Growing up, her father’s job had been good enough. He’d been a middle-management man who had paid the bills, given his wife just enough to get by and spent the remainder on pleasing himself. Holidays had just not happened. Or maybe they had, in the early days before she had come along, and perhaps when she had been a baby, too young to remember them. Maybe they had happened when her parents had been a happily married statistic instead of two opponents fighting their private cold war.

Pocket money for clothes had been thin on the ground. Her mother had passed her some, whatever was left from the housekeeping money at the end of the month, but Alice had never known what it was like to spend cash on things that weren’t strictly necessary.

So it took her a little while to get her head round the fact that that was exactly what she had now been ordered to do.

She had brought a little pocket guide-book with her and, instead of rushing instantly to the shops, she took the limo to the Champs-Elysées, which was hardly necessary, considering how close their hotel was to it.

She wandered. She mingled in the glorious weather with the rich fashionistas. She walked past the expensive restaurants and cafés. There was no time to visit any of the museums but she could admire the architecture of some of the grand buildings and submerge herself in the airy affluence. She stopped to have a coffee and a croissant in one of the cafés and sat outside so that she could people watch.

In her head, she replayed every word Gabriel had said to her and relived the hurt she had felt at being dismissed as someone inferior. It didn’t matter whether he praised her work skills to the skies. It didn’t matter if he complimented her on her initiative in digging out bits of useful information on companies he was interested in acquiring. It didn’t matter if he now trusted her to flesh out reports which he gave to her in skeleton format.

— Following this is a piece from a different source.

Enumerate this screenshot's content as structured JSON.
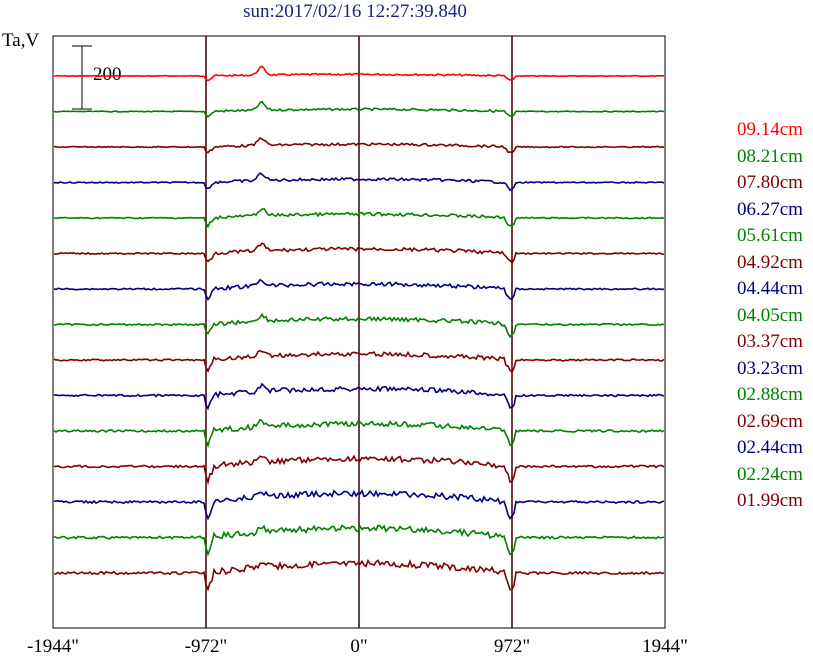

She was the drab, grey little person who didn’t know how to dress.

She had a flashback of Georgia in the office, in her tight red dress and her high, high shoes, with her dark hair everywhere and her long nails painted scarlet.

There was no way that Alice would want to replicate that look. As far as she was concerned, the other woman had embodied everything that was obvious and way too out there.

But she wasn’t going to be a mouse.

It took her a little while, but by the time she hit the fourth shop she was in her stride. She cruised through all the designer shops, growing in confidence as the afternoon wore on, and by five o’clock she returned to the hotel clutching several bags. She could have summoned the limo again but the walk had been tempting, if tiring.

And what better place to soothe a weary body? She dumped the bags in her bedroom, inhaled the gorgeous opulence of a hotel room the likes of which she would never stay in again for a few heady minutes and then phoned through to make an appointment at the hotel pa.

By six-thirty, Alice was fully rested and relaxed. Back in her room, she looked at her nails, her feet, her hair.

Vanity had never been a problem for her. As a teenager, when all the other girls had been preening in front of mirrors and whispering about boys she had been busy keeping her head down, studying and wondering what the following day would bring; wondering what sort of mood her mother might be in or whether her father might be on one of his many ‘time out’ trips.